Auch wenn man einen Schnelltest selbst durchführt und das Ergebnis verfälscht, komme man straffrei davon. Dann liege laut Erath kein ‚Gebrauch eines unrichtigen Gesundheitszeugnisses‘ vor, da dieses stets von dritter Stelle ausgestellt werden müsse. Somit handele es sich um eine schriftliche Lüge, die strafrechtlich keine Rolle spielt – in moralischer Hinsicht allerdings schon.

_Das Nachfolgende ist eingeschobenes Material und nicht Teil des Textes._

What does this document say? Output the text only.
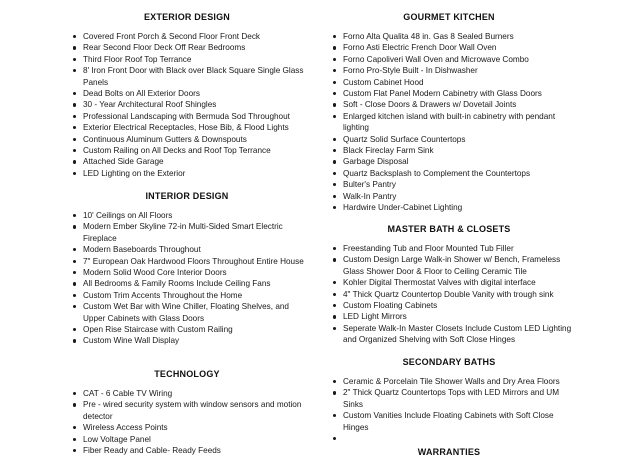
EXTERIOR DESIGN
Covered Front Porch & Second Floor Front Deck
Rear Second Floor Deck Off Rear Bedrooms
Third Floor Roof Top Terrance
8' Iron Front Door with Black over Black Square Single Glass Panels
Dead Bolts on All Exterior Doors
30 - Year Architectural Roof Shingles
Professional Landscaping with Bermuda Sod Throughout
Exterior Electrical Receptacles, Hose Bib, & Flood Lights
Continuous Aluminum Gutters & Downspouts
Custom Railing on All Decks and Roof Top Terrance
Attached Side Garage
LED Lighting on the Exterior
INTERIOR DESIGN
10' Ceilings on All Floors
Modern Ember Skyline 72-in Multi-Sided Smart Electric Fireplace
Modern Baseboards Throughout
7" European Oak Hardwood Floors Throughout Entire House
Modern Solid Wood Core Interior Doors
All Bedrooms & Family Rooms Include Ceiling Fans
Custom Trim Accents Throughout the Home
Custom Wet Bar with Wine Chiller, Floating Shelves, and Upper Cabinets with Glass Doors
Open Rise Staircase with Custom Railing
Custom Wine Wall Display
TECHNOLOGY
CAT - 6 Cable TV Wiring
Pre - wired security system with window sensors and motion detector
Wireless Access Points
Low Voltage Panel
Fiber Ready and Cable- Ready Feeds
GOURMET KITCHEN
Forno Alta Qualita 48 in. Gas 8 Sealed Burners
Forno Asti Electric French Door Wall Oven
Forno Capoliveri Wall Oven and Microwave Combo
Forno Pro-Style Built - In Dishwasher
Custom Cabinet Hood
Custom Flat Panel Modern Cabinetry with Glass Doors
Soft - Close Doors & Drawers w/ Dovetail Joints
Enlarged kitchen island with built-in cabinetry with pendant lighting
Quartz Solid Surface Countertops
Black Fireclay Farm Sink
Garbage Disposal
Quartz Backsplash to Complement the Countertops
Bulter's Pantry
Walk-In Pantry
Hardwire Under-Cabinet Lighting
MASTER BATH & CLOSETS
Freestanding Tub and Floor Mounted Tub Filler
Custom Design Large Walk-in Shower w/ Bench, Frameless Glass Shower Door & Floor to Ceiling Ceramic Tile
Kohler Digital Thermostat Valves with digital interface
4" Thick Quartz Countertop Double Vanity with trough sink
Custom Floating Cabinets
LED Light Mirrors
Seperate Walk-In Master Closets Include Custom LED Lighting and Organized Shelving with Soft Close Hinges
SECONDARY BATHS
Ceramic & Porcelain Tile Shower Walls and Dry Area Floors
2" Thick Quartz Countertops Tops with LED Mirrors and UM Sinks
Custom Vanities Include Floating Cabinets with Soft Close Hinges
WARRANTIES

Urkunde vs Gesundheitszeugnis

Um potenzielle Betrüger in einem höheren Maße abzuschrecken, gibt es die Möglichkeit einer Gesetzesänderung: Wenn PCR-Tests nicht mehr als Gesundheitszeugnis, sondern als Urkunde eingestuft werden, erhöht sich das Strafmaß deutlich. Auf Urkundenfälschung (§267 StGB) steht eine Geldstrafe oder eine Freiheitsstrafe bis zu fünf Jahren. „Bei Ersttätern ist mit einer geringen Geldstrafe zu rechnen – grob zwischen 40 und 60 Tagessätzen“, sagt Michael Erath.

Einer solchen Gesetzesänderung steht auch die baden-württembergische Justizministerin Marion Gentges offen gegenüber. „Bei der Justizministerkonferenz Mitte Juni in Nordrhein-Westfalen steht das Thema auf der Tagesordnung. Wir könnten uns vorstellen, uns den dort diskutierten Vorschlägen über Strafschärfungen in diesem Bereich anzuschließen“, versichert ein Sprecher des baden-württembergischen Justizministeriums.

In puncto Impfpass-Fälschung wird dieses erhöhte Strafmaß bereits angewendet, denn bei einem Impfausweis handelt es sich um eine Urkunde.

In Stuttgart und der Region sind der Polizei laut Sprecherin Ilona Bonn übrigens bislang keine Betrügereien mit gefälschten Corona-Tests oder gefälschten Impfpässen untergekommen „Während wir immer mal wieder Personen kontrollieren, die ein gefälschtes Attest vorzeigen, um sich der Maskenpflicht zu entziehen, sind Fälle von gefälschten Coronatests oder Impfausweisen in Stuttgart bislang noch nicht aufgetreten“.